Como sucede a veces, la belleza de este vals/bolero es en gran parte aleatoria, o sea, producto de la buena suerte. La letra se extrajo de un poema de Manuel María Flores, poeta mexicano aventurero y romántico del siglo XIX, de quien no cabe pensar que haya sido rival de Rubén Darío, para decirlo con el debido cariño. El poema cayó en manos del compositor argentino Carlos Montbrun Ocampo —de nuevo, un músico exitoso en su tiempo, aquí y allá inspirado, pero lejos de los indispensables—. Él redujo el texto a por ahí la mitad y le puso la melodía que hoy escuchamos y que lo convirtió en el famosísimo vals, por mucho lo más recordado de su repertorio. Hay frases que todavía queman: “amar es… amar es llevar herido / con un dardo celeste el corazón”.

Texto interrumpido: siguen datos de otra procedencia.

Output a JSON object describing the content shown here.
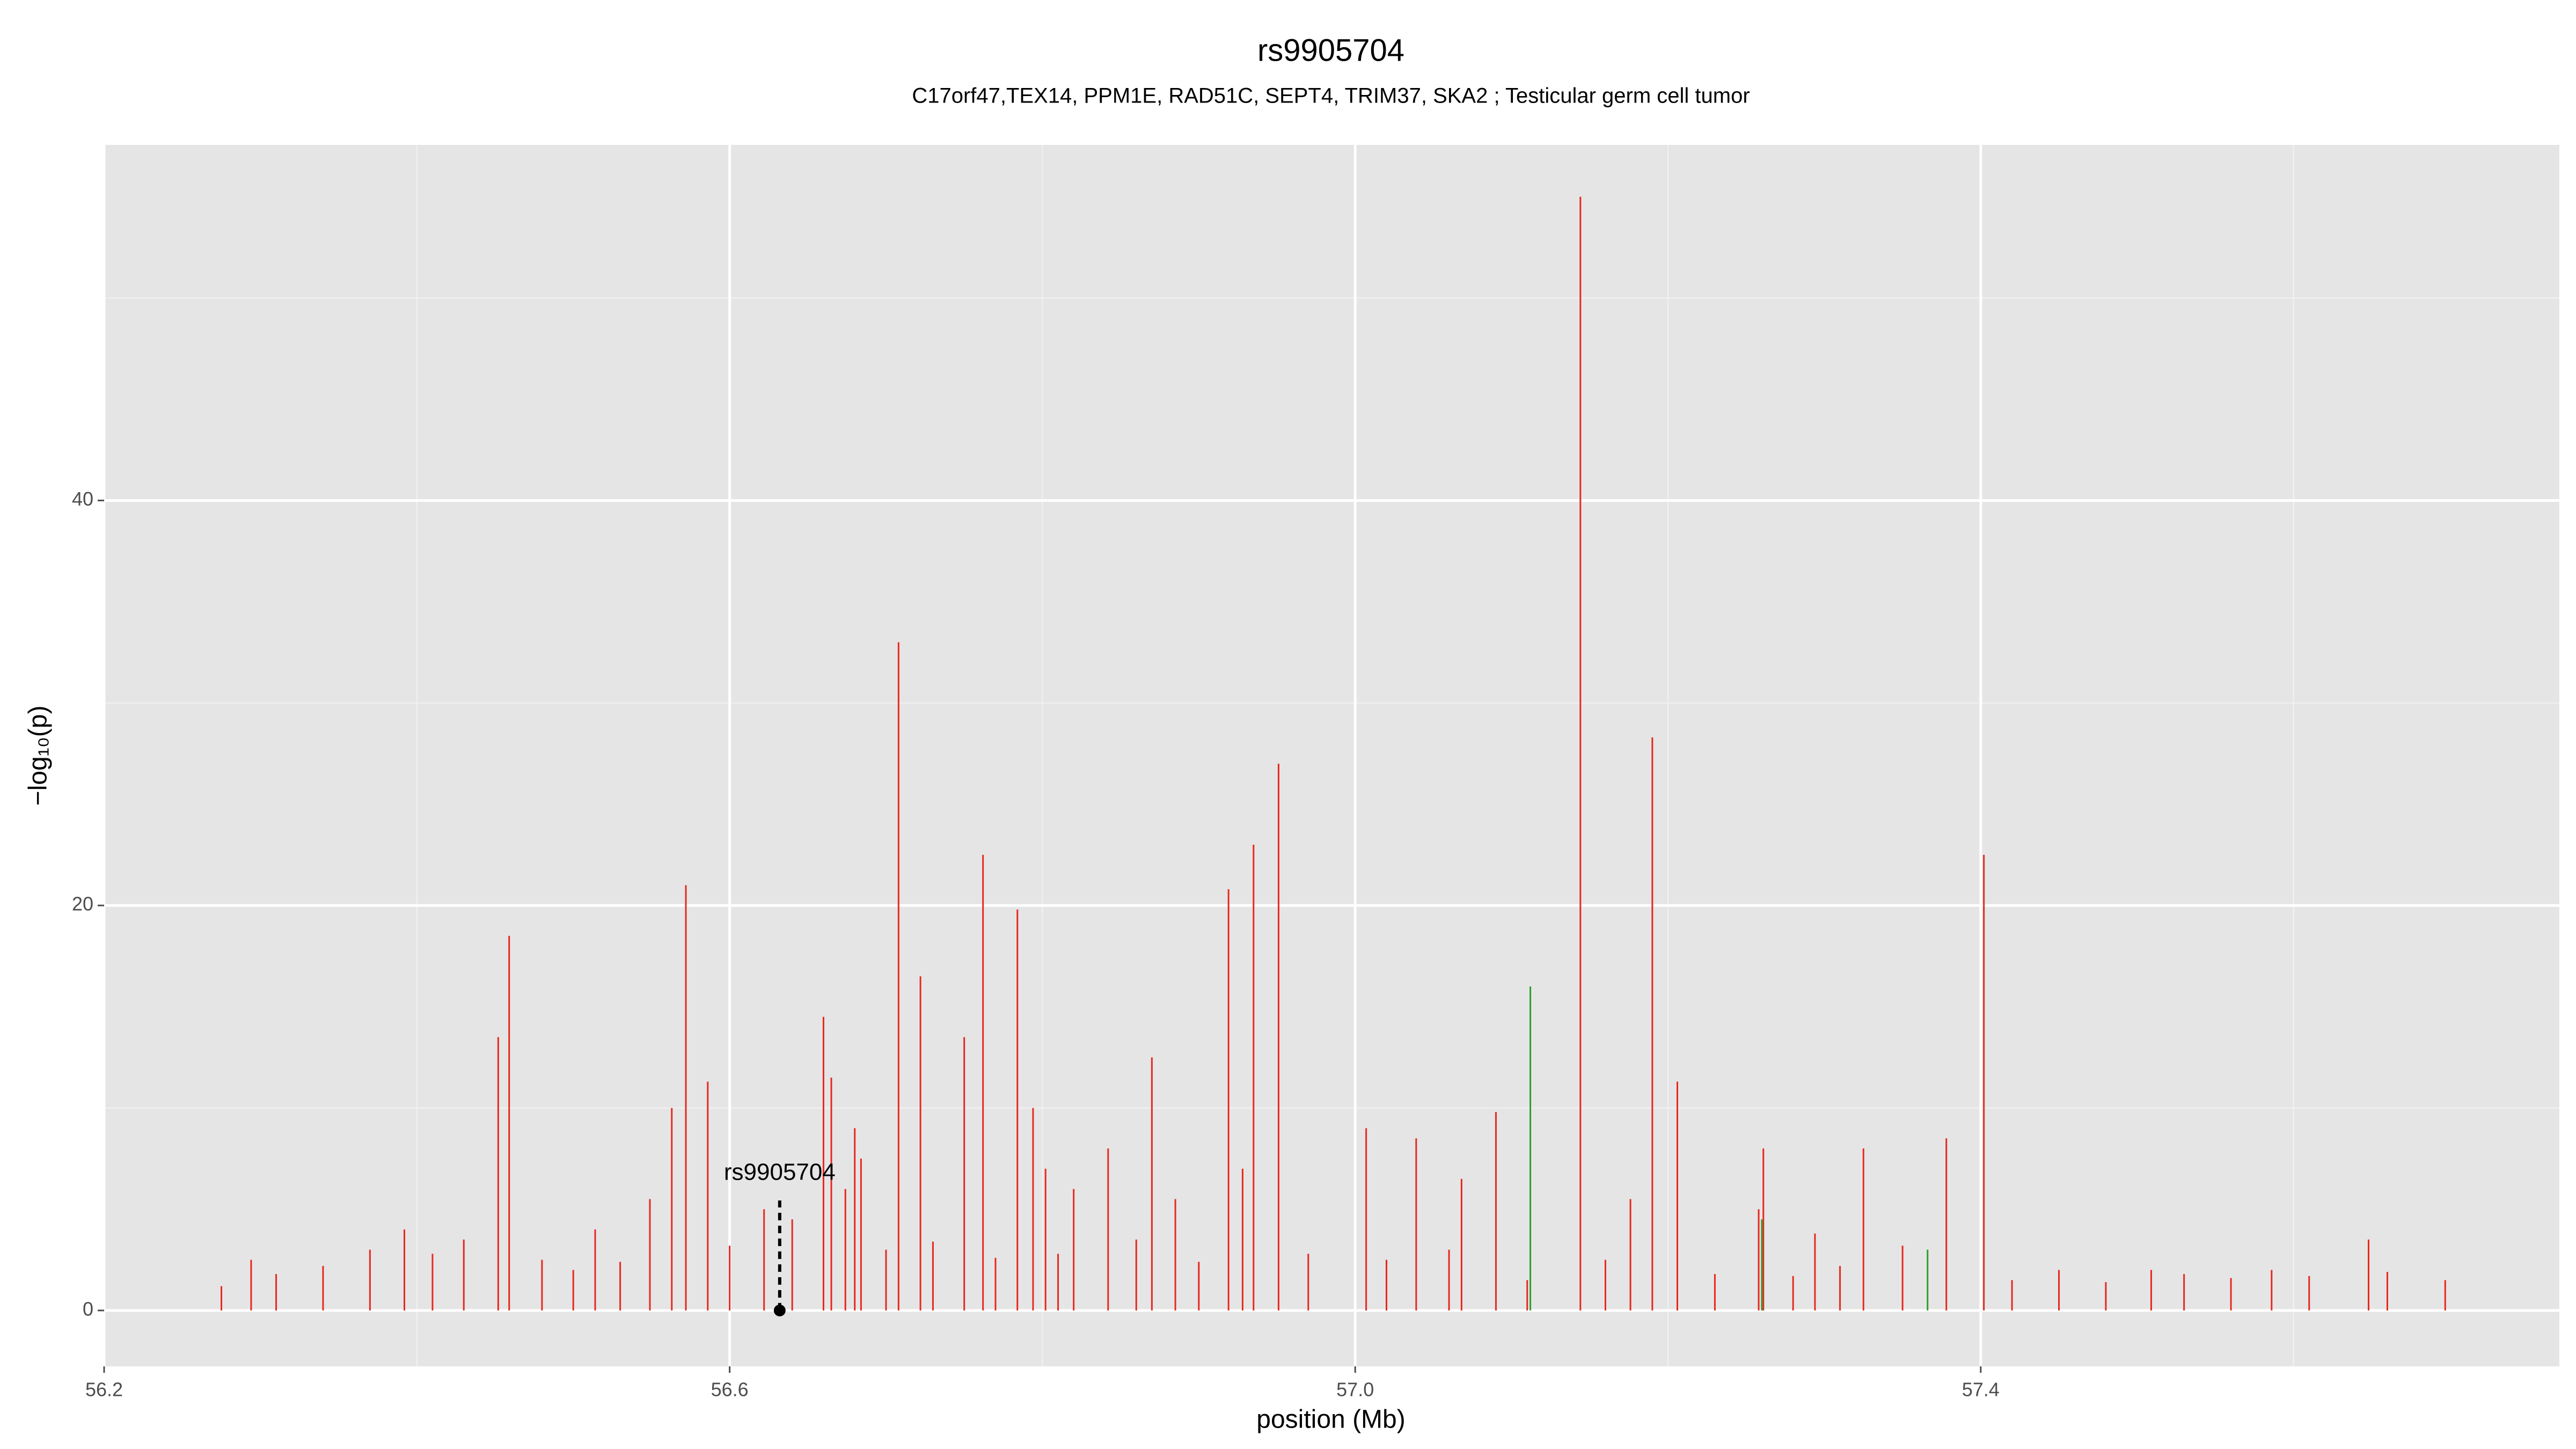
{
  "chart_data": {
    "type": "spike",
    "title": "rs9905704",
    "subtitle": "C17orf47,TEX14, PPM1E, RAD51C, SEPT4, TRIM37, SKA2 ; Testicular germ cell tumor",
    "xlabel": "position (Mb)",
    "ylabel": "−log₁₀(p)",
    "xlim": [
      56.2,
      57.77
    ],
    "ylim": [
      -2.76,
      57.56
    ],
    "xticks": [
      56.2,
      56.6,
      {
        "value": 57,
        "label": "57.0"
      },
      57.4
    ],
    "yticks": [
      0,
      20,
      40
    ],
    "xminor": [
      56.4,
      56.8,
      57.2,
      57.6
    ],
    "yminor": [
      10,
      30,
      50
    ],
    "grid": true,
    "series": [
      {
        "color": "#e8281e",
        "x": [
          56.294,
          56.392,
          56.452,
          56.459,
          56.514,
          56.549,
          56.563,
          56.572,
          56.586,
          56.622,
          56.66,
          56.665,
          56.674,
          56.68,
          56.684,
          56.708,
          56.722,
          56.75,
          56.762,
          56.784,
          56.794,
          56.802,
          56.82,
          56.842,
          56.87,
          56.885,
          56.919,
          56.928,
          56.935,
          56.951,
          57.007,
          57.039,
          57.068,
          57.09,
          57.144,
          57.176,
          57.19,
          57.206,
          57.258,
          57.261,
          57.294,
          57.325,
          57.378,
          57.402,
          57.45,
          57.509,
          57.586,
          57.648,
          57.697,
          56.275,
          56.31,
          56.34,
          56.37,
          56.41,
          56.43,
          56.48,
          56.5,
          56.53,
          56.6,
          56.64,
          56.7,
          56.73,
          56.77,
          56.81,
          56.86,
          56.9,
          56.97,
          57.02,
          57.06,
          57.11,
          57.16,
          57.23,
          57.28,
          57.31,
          57.35,
          57.42,
          57.48,
          57.53,
          57.56,
          57.61,
          57.66
        ],
        "values": [
          2.5,
          4,
          13.5,
          18.5,
          4,
          5.5,
          10,
          21,
          11.3,
          5,
          14.5,
          11.5,
          6,
          9,
          7.5,
          33,
          16.5,
          13.5,
          22.5,
          19.8,
          10,
          7,
          6,
          8,
          12.5,
          5.5,
          20.8,
          7,
          23,
          27,
          9,
          8.5,
          6.5,
          9.8,
          55,
          5.5,
          28.3,
          11.3,
          5,
          8,
          3.8,
          8,
          8.5,
          22.5,
          2,
          2,
          2,
          3.5,
          1.5,
          1.2,
          1.8,
          2.2,
          3,
          2.8,
          3.5,
          2.5,
          2,
          2.4,
          3.2,
          4.5,
          3,
          3.4,
          2.6,
          2.8,
          3.5,
          2.4,
          2.8,
          2.5,
          3,
          1.5,
          2.5,
          1.8,
          1.7,
          2.2,
          3.2,
          1.5,
          1.4,
          1.8,
          1.6,
          1.7,
          1.9
        ]
      },
      {
        "color": "#2ca02c",
        "x": [
          57.112,
          57.366,
          57.26
        ],
        "values": [
          16,
          3,
          4.5
        ]
      }
    ],
    "annotation": {
      "label": "rs9905704",
      "x": 56.632,
      "y": 0
    }
  }
}
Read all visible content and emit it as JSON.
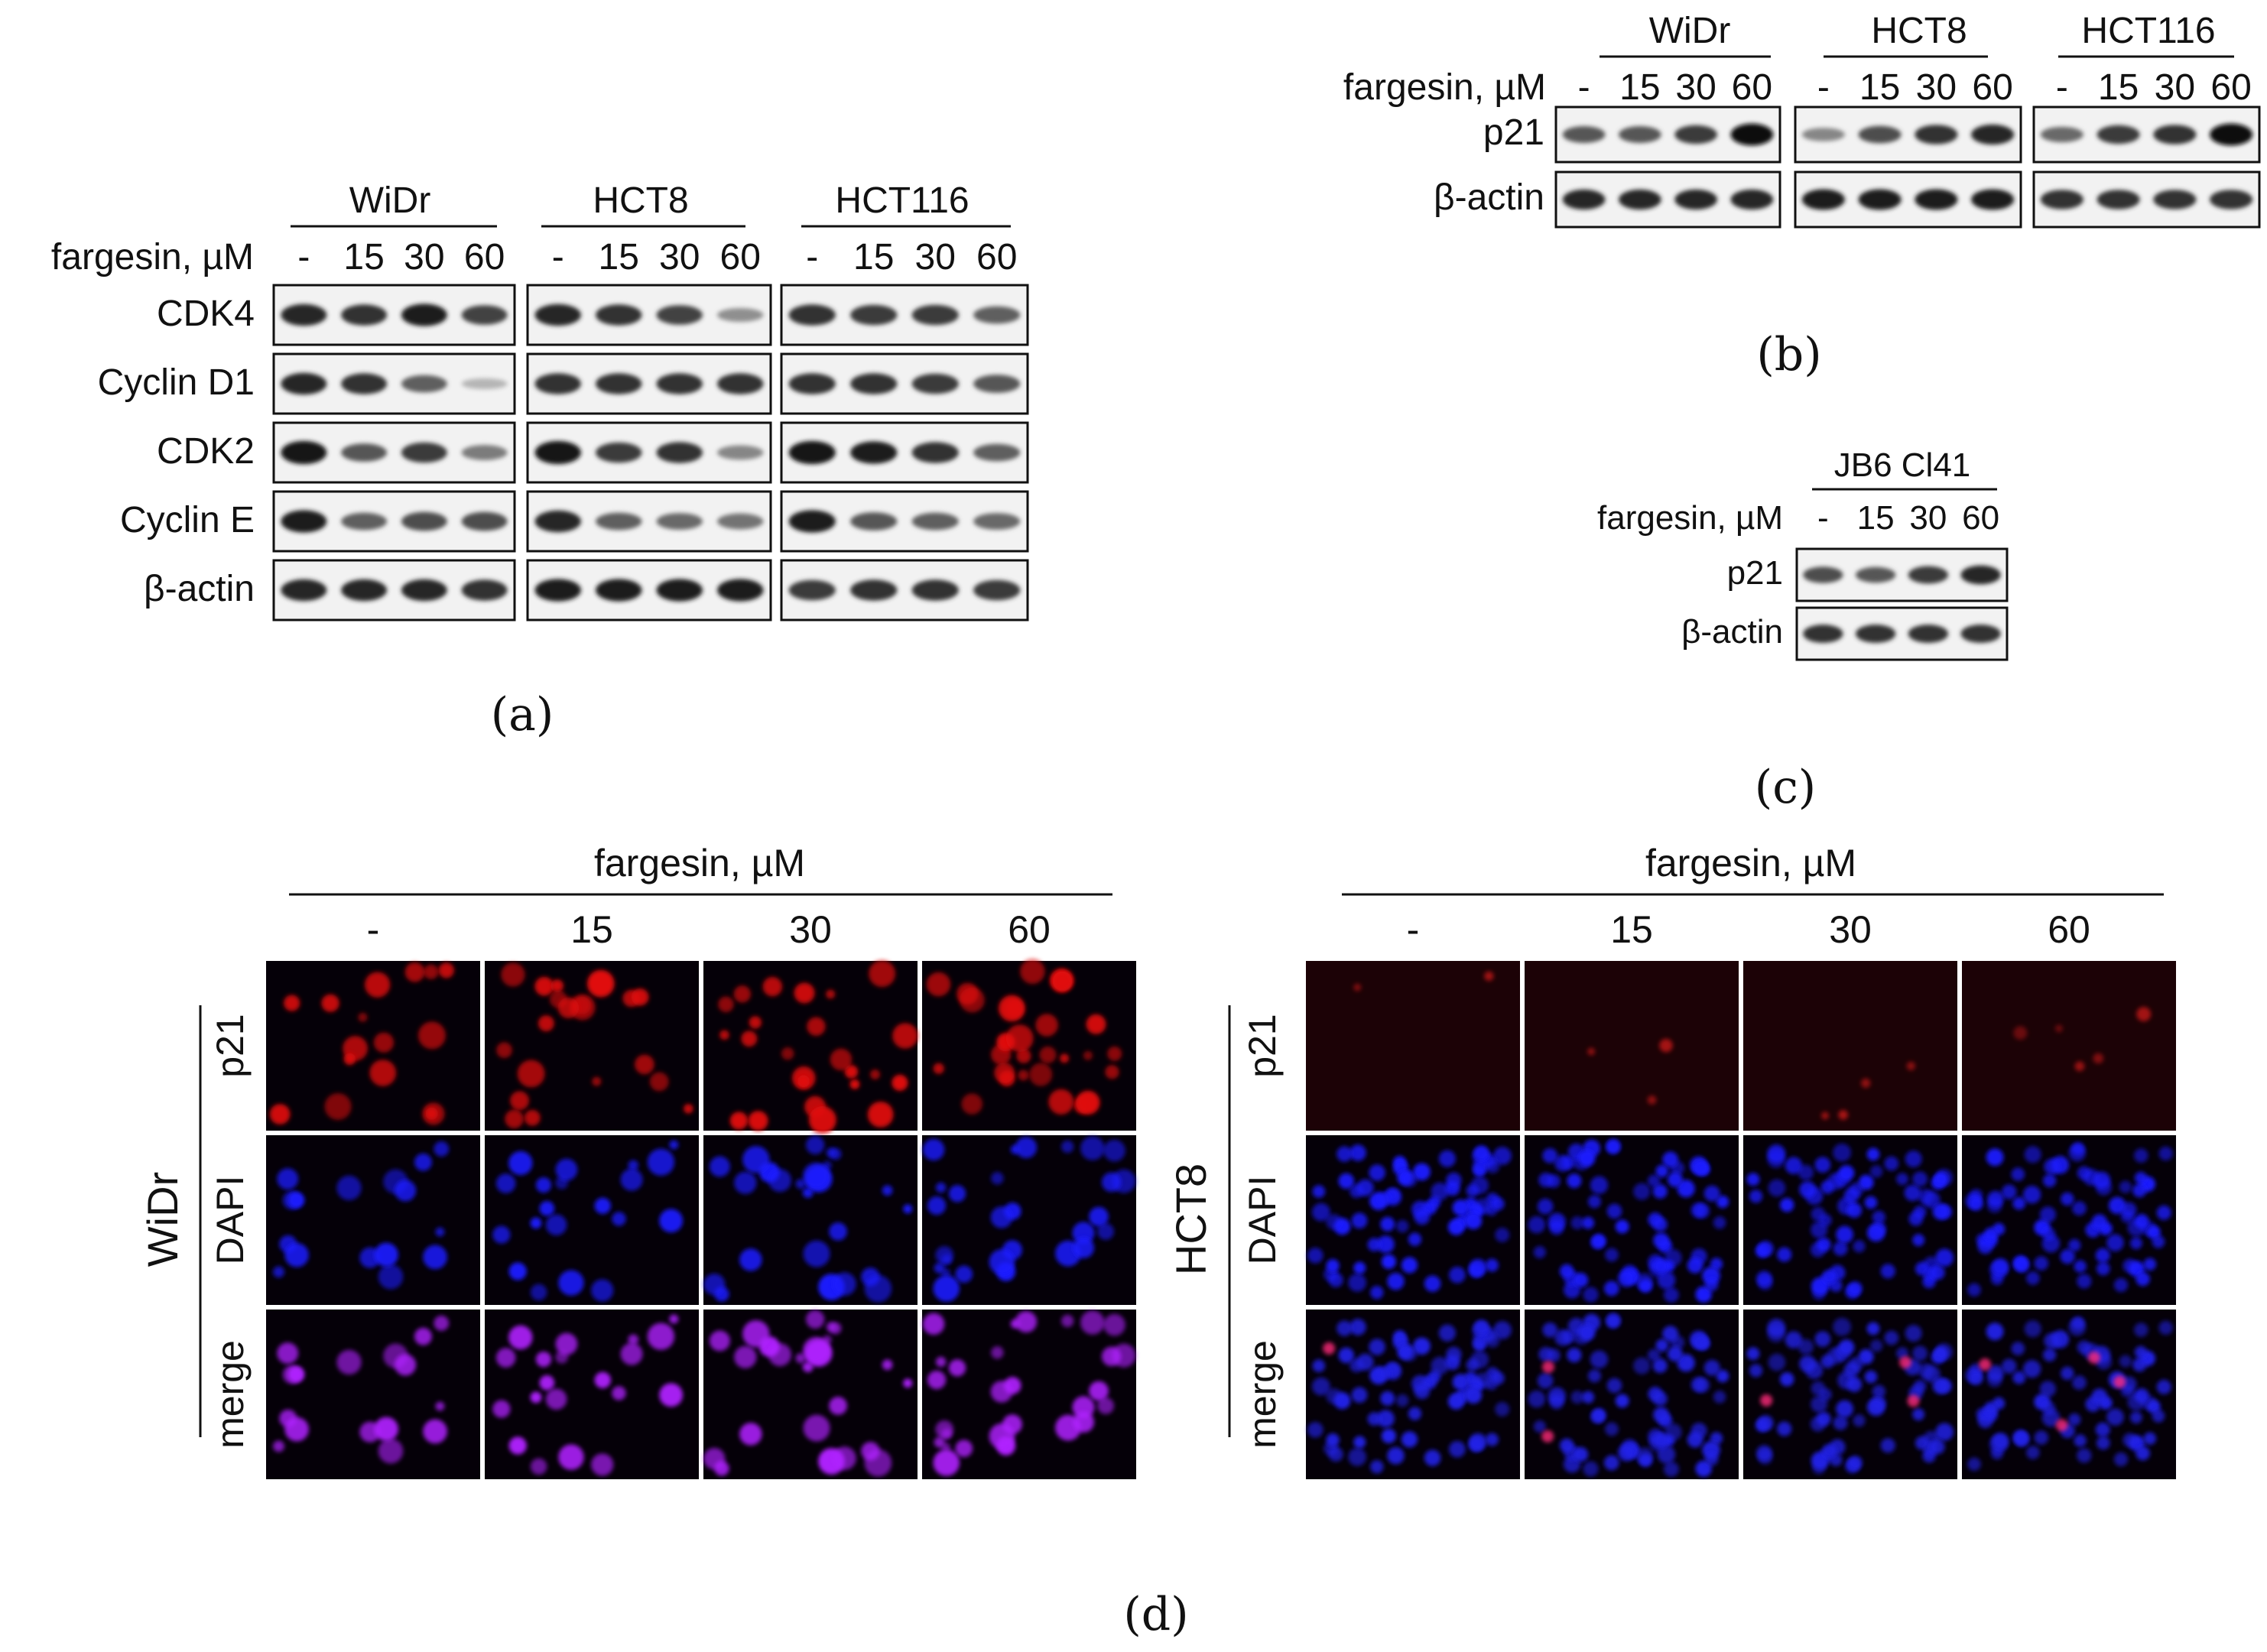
{
  "figure": {
    "panels": {
      "a": {
        "letter": "(a)",
        "treatment_label": "fargesin, µM",
        "doses": [
          "-",
          "15",
          "30",
          "60"
        ],
        "cell_lines": [
          "WiDr",
          "HCT8",
          "HCT116"
        ],
        "proteins": [
          "CDK4",
          "Cyclin D1",
          "CDK2",
          "Cyclin E",
          "β-actin"
        ],
        "band_intensity": [
          [
            [
              0.85,
              0.8,
              0.9,
              0.7
            ],
            [
              0.85,
              0.8,
              0.7,
              0.3
            ],
            [
              0.8,
              0.75,
              0.75,
              0.55
            ]
          ],
          [
            [
              0.85,
              0.8,
              0.55,
              0.1
            ],
            [
              0.8,
              0.8,
              0.8,
              0.8
            ],
            [
              0.8,
              0.8,
              0.75,
              0.6
            ]
          ],
          [
            [
              0.95,
              0.6,
              0.75,
              0.4
            ],
            [
              0.95,
              0.75,
              0.8,
              0.35
            ],
            [
              0.95,
              0.9,
              0.8,
              0.55
            ]
          ],
          [
            [
              0.9,
              0.55,
              0.65,
              0.65
            ],
            [
              0.85,
              0.55,
              0.5,
              0.45
            ],
            [
              0.9,
              0.6,
              0.55,
              0.5
            ]
          ],
          [
            [
              0.85,
              0.85,
              0.85,
              0.8
            ],
            [
              0.9,
              0.9,
              0.9,
              0.9
            ],
            [
              0.75,
              0.8,
              0.8,
              0.75
            ]
          ]
        ]
      },
      "b": {
        "letter": "(b)",
        "treatment_label": "fargesin, µM",
        "doses": [
          "-",
          "15",
          "30",
          "60"
        ],
        "cell_lines": [
          "WiDr",
          "HCT8",
          "HCT116"
        ],
        "proteins": [
          "p21",
          "β-actin"
        ],
        "band_intensity": [
          [
            [
              0.6,
              0.6,
              0.75,
              1.0
            ],
            [
              0.35,
              0.65,
              0.8,
              0.85
            ],
            [
              0.5,
              0.75,
              0.8,
              1.0
            ]
          ],
          [
            [
              0.85,
              0.85,
              0.85,
              0.85
            ],
            [
              0.9,
              0.9,
              0.9,
              0.9
            ],
            [
              0.8,
              0.8,
              0.8,
              0.8
            ]
          ]
        ]
      },
      "c": {
        "letter": "(c)",
        "treatment_label": "fargesin, µM",
        "doses": [
          "-",
          "15",
          "30",
          "60"
        ],
        "cell_lines": [
          "JB6 Cl41"
        ],
        "proteins": [
          "p21",
          "β-actin"
        ],
        "band_intensity": [
          [
            [
              0.65,
              0.6,
              0.75,
              0.85
            ]
          ],
          [
            [
              0.8,
              0.8,
              0.8,
              0.8
            ]
          ]
        ]
      },
      "d": {
        "letter": "(d)",
        "treatment_label": "fargesin, µM",
        "doses": [
          "-",
          "15",
          "30",
          "60"
        ],
        "channels": [
          "p21",
          "DAPI",
          "merge"
        ],
        "cell_lines": [
          "WiDr",
          "HCT8"
        ],
        "channel_colors": {
          "p21": "#e01010",
          "DAPI": "#1a1aff",
          "merge": "#b020ff"
        }
      }
    }
  }
}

La belleza es impura, pues suele venir rodeada de ordinariez y vulgaridad, cuando no de un entorno insignificante, como en este caso. Con frecuencia se aparece mal acompañada: Degas, el pintor de aquellas vaporosas bailarinas, también le rezaba a la extrema derecha antisemita de su tiempo. Pasan las horas, los días, ¿las semanas?, sin belleza y de repente, ¡zuaz!, oye uno una canción inolvidable, se topa uno con un edificio de armonías sorprendentes, vislumbra un perfil memorable, ve uno un cuadro que le quema la retina. Claro, cualquiera sabe adónde salir a buscarla cuando le hace demasiada falta. ¿La quiere rezada? Pone a Bach. ¿La quiere sufrida? Pone a Beethoven. ¿La quiere regalada, casi dilapidada? Pone a Mozart. ¿La quiere llena de artificio y fanfarria? Pone a Tchaikovski. Y así, porque en esta materia sí que nunca se debe parar contar.
Abundan las vidas sin belleza. Uno ve pasar por la televisión al votante típico de Trump, un hombre o una mujer por lo general no tan joven, al menos en promedio, gordo, descalzurriado, vociferante, ni bonito ni bonita, más que todo blanco, y sospecha que en su vida debe haber poca belleza. No es fácil leer poesía, oír bella música y después salir a votar por un bárbaro de peluquín. Claro, ya me citarán excepciones. Son todavía más abundantes las que apuntan hacia el lado opuesto del espectro político, así haya muchos casos, como los de Roque Dalton o Mayakovski, que terminaron en tragedia.
Pero dejemos de mezclar peras con manzanas. La belleza y la política casi no tienen relación, entre otras cosas porque la primera es posible en los sitios más inesperados y da igual qué piensan sus creadores sobre algo tan prosaico como las formas de gobierno.
Alguna vez un niño malcriado llamado Arthur Rimbaud, quien prácticamente desde la infancia escribió versos de belleza imperecedera, dijo: “Una tarde senté a la belleza sobre mis rodillas. Y la hallé amarga. Entonces la injurié”. ¿Fue después cuando decidió irse a Etiopía a vender armas?